Sandia’s experiments showed that the new superalloy – 42% aluminum, 25% titanium, 13% niobium, 8% zirconium, 8% molybdenum, and 4% tantalum – was stronger at 800 degrees Celsius (1,472 degrees Fahrenheit) than many other high-performance alloys, including those currently used in turbine parts, and still stronger when it was brought back down to room temperature.
“This is therefore a win-win for more economical energy and for the environment,” said Sal Rodriguez.
These findings are not limited to energy. Aerospace scientists are looking for lightweight materials that can withstand high temperatures. Nic Argibay from Ames Lab said that Sandia and Ames are working with the industry to see if alloys such as this can be used in automotive manufacturing.
“Electronic structure theory led by Ames Lab was able to provide an understanding of the atomic origins of these useful properties, and we are now in the process of optimizing this new class of alloys to address manufacturing and scalability challenges,” said Nic Argibay.
The Department of Energy and Sandia’s Laboratory Directed Research and Development program funded the research.
Material science is changing
This research further shows how AM can still be used as an efficient and fast way to create new materials. Sandia team members used 3D printers to quickly melt powdered metals, then print a sample.
Sandia’s creation also represents a fundamental shift in alloy development because no single metal makes up more than half the material. Steel is 98% iron, carbon and other elements.
“Iron and a pinch of carbon changed the world,” said Andrew Kustas. “We have a lot of examples of where we have combined two or three elements to make a useful engineering alloy. Now, we’re starting to go into four or five or beyond within a single material. And that’s when it really starts to get interesting and challenging from materials science and metallurgical perspectives.”
Scalability and cost
Moving forward, the team is reportedly interested in exploring whether advanced computer modeling techniques could help researchers discover more members of what could be a new class of high-performance, additive manufacturing-forward superalloys.
“These are extremely complex mixtures,” said Michael Chandross, a Sandia scientist and expert in atomic-scale computer modeling who was not directly involved in the study. “All these metals interact at the microscopic – even the atomic – level, and it’s those interactions that really determine how strong a metal is, how malleable it is, what its melting point will be, and so forth.
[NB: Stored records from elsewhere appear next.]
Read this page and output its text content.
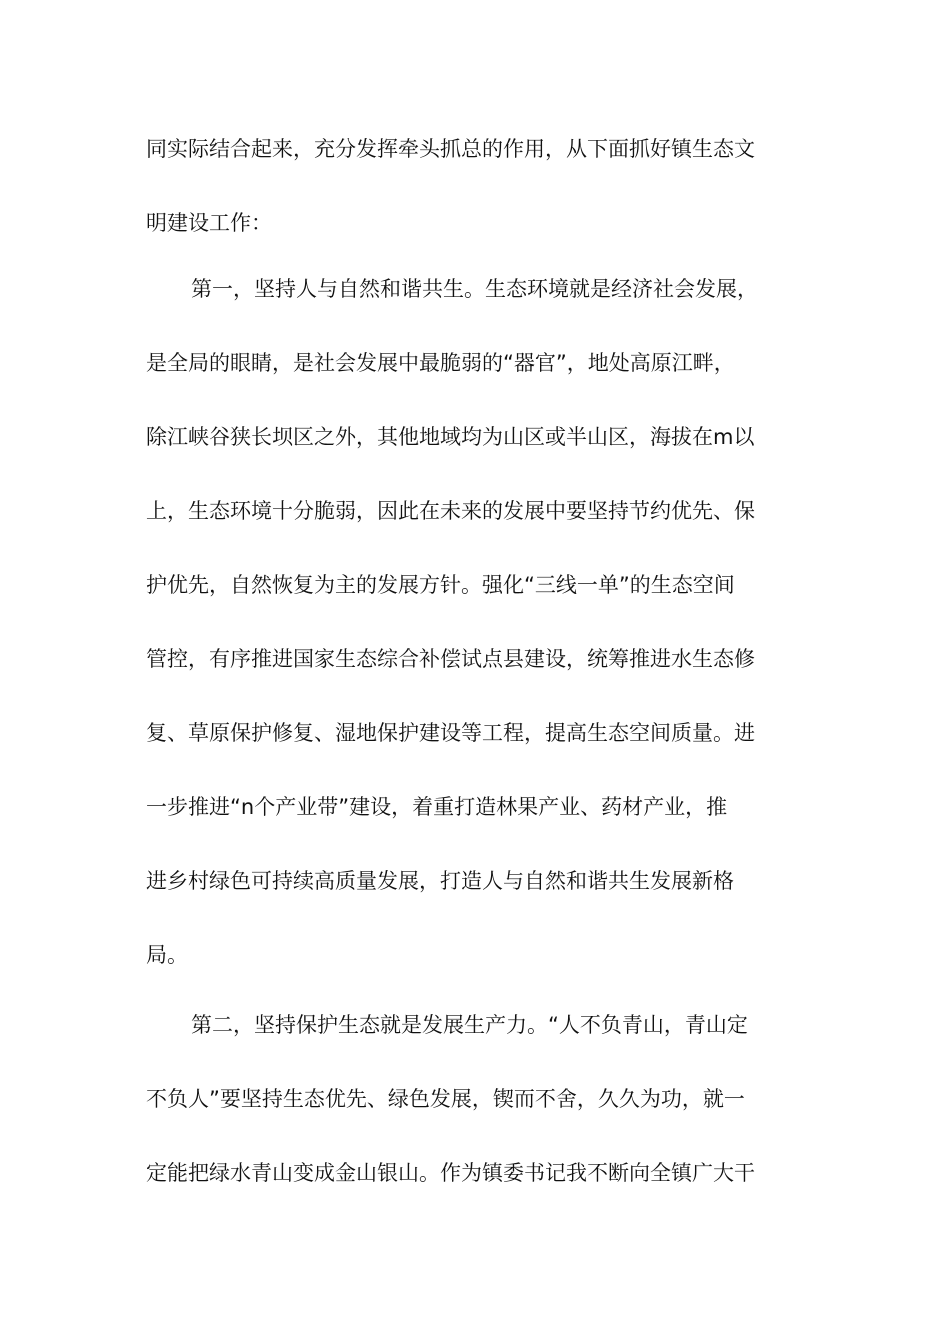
同实际结合起来，充分发挥牵头抓总的作用，从下面抓好镇生态文
明建设工作：
第一，坚持人与自然和谐共生。生态环境就是经济社会发展，
是全局的眼睛，是社会发展中最脆弱的“器官”，地处高原江畔，
除江峡谷狭长坝区之外，其他地域均为山区或半山区，海拔在m以
上，生态环境十分脆弱，因此在未来的发展中要坚持节约优先、保
护优先，自然恢复为主的发展方针。强化“三线一单”的生态空间
管控，有序推进国家生态综合补偿试点县建设，统筹推进水生态修
复、草原保护修复、湿地保护建设等工程，提高生态空间质量。进
一步推进“n个产业带”建设，着重打造林果产业、药材产业，推
进乡村绿色可持续高质量发展，打造人与自然和谐共生发展新格
局。
第二，坚持保护生态就是发展生产力。“人不负青山，青山定
不负人”要坚持生态优先、绿色发展，锲而不舍，久久为功，就一
定能把绿水青山变成金山银山。作为镇委书记我不断向全镇广大干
Our model takes a lot of the guesswork out of metallurgy because it can calculate all that and enable us to predict the performance of a new material before we fabricate it.”
Andrew Kustas acknowledged that there will be challenges. One, it may be difficult to make the superalloy in large quantities without microscopic cracks. This is a common challenge in additive manufacturing. He said that the alloy could not be used in consumer goods because of the high cost of the materials.
“With all those caveats, if this is scalable and we can make a bulk part out of this, it’s a game changer,” concluded Andrew Kustas.